Affrontare videogiochi di stampo prettamente narrativo, soprattutto horror, porta con sé scoperte sempre interessanti: è il caso di Maid of Sker, horror sviluppato e pubblicato da Wales Interactive che ci porta letteralmente al confine tra realtà e leggenda. Scartabellando un po' qua e là dopo aver finito il gioco, per non rovinarci l'esperienza, siamo risaliti alle fonti di ispirazione degli sviluppatori che intrecciano fatti concreti a storie delle quali è difficile capire il fondo di verità. È in un certo senso doverosa questa premessa perché è interessante come da un titolo all'apparenza molto comune e senza particolari guizzi sia derivata una ricerca il più approfondita possibile, che ci ha permesso di capire meglio il processo creativo dietro il suo sviluppo. Ad esempio l'hotel nel quale si ambienta l'intera vicenda è ispirato alla realmente esistente Sker House: si tratta di un edificio risalente attorno al 1110, costruito dall'ordine dei cistercensi come fattoria per la vicina Neath Abbey, della cui struttura originale rimane ben poco, a fronte soprattutto della ricostruzione pressoché totale avvenuta nel XVI secolo.
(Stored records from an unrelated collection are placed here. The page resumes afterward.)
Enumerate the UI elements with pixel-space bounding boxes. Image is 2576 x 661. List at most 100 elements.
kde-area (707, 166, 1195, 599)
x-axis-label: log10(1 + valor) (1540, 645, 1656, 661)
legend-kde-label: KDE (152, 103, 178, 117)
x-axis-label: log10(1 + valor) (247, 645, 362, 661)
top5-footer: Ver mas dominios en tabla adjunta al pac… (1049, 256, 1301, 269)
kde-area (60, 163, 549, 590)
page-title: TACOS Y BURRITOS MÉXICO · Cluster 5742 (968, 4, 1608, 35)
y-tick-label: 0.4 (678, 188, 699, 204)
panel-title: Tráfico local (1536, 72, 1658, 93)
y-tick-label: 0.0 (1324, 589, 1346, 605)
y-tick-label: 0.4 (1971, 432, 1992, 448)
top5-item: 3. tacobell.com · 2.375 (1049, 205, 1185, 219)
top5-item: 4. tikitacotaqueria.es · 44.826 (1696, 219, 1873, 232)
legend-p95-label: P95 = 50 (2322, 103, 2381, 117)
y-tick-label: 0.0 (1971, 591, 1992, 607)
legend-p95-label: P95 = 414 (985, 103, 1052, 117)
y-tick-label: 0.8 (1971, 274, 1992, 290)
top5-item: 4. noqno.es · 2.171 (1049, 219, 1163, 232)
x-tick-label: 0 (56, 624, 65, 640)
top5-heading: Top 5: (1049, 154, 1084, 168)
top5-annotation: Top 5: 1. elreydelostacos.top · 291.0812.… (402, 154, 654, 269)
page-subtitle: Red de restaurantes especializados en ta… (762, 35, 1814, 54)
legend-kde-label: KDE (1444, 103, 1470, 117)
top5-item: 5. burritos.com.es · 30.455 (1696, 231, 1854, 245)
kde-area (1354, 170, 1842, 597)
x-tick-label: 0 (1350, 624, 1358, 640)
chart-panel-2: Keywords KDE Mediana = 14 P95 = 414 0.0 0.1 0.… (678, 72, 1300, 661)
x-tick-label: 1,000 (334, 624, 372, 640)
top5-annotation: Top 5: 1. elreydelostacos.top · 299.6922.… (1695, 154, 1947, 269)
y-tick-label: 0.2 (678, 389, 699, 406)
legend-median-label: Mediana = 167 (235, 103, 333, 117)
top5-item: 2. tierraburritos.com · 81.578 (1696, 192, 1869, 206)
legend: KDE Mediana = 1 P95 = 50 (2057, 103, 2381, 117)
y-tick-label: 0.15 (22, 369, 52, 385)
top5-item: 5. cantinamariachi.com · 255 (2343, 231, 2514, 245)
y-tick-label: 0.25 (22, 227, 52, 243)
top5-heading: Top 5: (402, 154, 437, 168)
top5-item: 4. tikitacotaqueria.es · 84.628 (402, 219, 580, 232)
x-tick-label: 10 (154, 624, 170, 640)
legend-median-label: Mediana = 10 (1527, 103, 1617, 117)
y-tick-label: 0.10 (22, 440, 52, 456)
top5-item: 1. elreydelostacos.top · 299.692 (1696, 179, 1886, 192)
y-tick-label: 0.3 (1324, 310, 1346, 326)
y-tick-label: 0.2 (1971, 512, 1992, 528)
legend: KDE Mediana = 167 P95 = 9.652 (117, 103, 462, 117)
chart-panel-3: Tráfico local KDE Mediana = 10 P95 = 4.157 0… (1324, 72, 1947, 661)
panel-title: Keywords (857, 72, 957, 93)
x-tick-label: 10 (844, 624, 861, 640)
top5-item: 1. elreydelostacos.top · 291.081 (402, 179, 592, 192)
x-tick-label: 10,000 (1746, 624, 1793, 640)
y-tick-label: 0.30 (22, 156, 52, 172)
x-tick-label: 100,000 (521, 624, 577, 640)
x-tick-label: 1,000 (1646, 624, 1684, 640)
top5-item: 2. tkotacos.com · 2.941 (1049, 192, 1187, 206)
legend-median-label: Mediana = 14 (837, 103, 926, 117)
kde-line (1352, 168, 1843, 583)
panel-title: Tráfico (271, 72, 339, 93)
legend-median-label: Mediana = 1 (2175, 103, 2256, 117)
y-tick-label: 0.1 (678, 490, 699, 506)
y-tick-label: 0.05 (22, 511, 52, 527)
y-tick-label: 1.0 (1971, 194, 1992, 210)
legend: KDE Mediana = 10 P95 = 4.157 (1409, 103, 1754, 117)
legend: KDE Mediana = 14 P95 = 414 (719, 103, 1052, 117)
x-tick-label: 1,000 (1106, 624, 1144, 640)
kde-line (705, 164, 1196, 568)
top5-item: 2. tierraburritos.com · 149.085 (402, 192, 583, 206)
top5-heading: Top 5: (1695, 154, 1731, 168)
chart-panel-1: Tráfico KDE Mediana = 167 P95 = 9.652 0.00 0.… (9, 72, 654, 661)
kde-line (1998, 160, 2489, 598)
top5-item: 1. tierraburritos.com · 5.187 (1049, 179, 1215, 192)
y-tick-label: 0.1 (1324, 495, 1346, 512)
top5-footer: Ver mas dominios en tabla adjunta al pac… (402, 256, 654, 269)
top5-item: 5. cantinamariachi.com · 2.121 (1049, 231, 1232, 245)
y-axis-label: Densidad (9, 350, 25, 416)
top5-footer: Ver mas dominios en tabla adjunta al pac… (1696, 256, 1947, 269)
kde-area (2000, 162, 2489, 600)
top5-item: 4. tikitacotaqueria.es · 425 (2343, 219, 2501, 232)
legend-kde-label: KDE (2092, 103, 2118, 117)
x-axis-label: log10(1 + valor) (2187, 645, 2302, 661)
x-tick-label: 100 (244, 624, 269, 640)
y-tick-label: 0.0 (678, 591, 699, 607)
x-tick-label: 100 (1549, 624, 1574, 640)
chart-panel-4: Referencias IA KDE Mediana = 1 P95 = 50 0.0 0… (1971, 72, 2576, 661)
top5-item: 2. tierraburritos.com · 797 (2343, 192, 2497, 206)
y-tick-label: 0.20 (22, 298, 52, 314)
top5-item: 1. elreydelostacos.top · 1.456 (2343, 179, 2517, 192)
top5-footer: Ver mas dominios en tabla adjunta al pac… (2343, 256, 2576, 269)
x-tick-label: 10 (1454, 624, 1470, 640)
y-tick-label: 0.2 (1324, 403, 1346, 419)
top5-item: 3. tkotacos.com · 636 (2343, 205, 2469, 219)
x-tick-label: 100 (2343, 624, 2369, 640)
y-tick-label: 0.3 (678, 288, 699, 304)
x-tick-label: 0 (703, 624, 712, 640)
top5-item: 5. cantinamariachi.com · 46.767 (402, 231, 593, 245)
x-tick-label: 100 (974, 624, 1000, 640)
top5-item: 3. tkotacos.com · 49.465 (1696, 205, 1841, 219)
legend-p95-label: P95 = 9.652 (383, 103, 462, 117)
In questo edificio pare sia vissuta nel XVIII secolo Elizabeth Williams, la Maid of Sker alla quale viene dedicata l'omonima ballata composta da Thomas Evans il cui titolo originale gaelico è Y Ferch O'r Scer (e che potete ascoltare qui): è a questo punto che la realtà si mescola alla leggenda in un modo tale da rendere difficile stabilire un confine tra le due parti. Il primo riferimento a riguardo risale al 1806, quando lo storico William Davies di Neath tradusse le parole di un'aria gallese composta da un'arpista la cui identità non è del tutto certo ma sembra probabile fosse proprio Thomas Evans, della parrocchia di Newton-Nottage. Ulteriori informazioni furono raccolte da Thomas Morgan di Maesteg, cui un'anziana donna rivelò di aver effettivamente conosciuto Elizabeth e la sua fu la versione universalmente riconosciuta. Come tutte le storie, ci sono dubbi sulla veridicità che l'autore Arthur Leslie Evans affronta nel libro The Story of Sker House: due supposti discendenti di Elizabeth assicurano che la donna si sia felicemente sposata, mentre la versione tuttora più accreditata dipinge la sua come una tragedia.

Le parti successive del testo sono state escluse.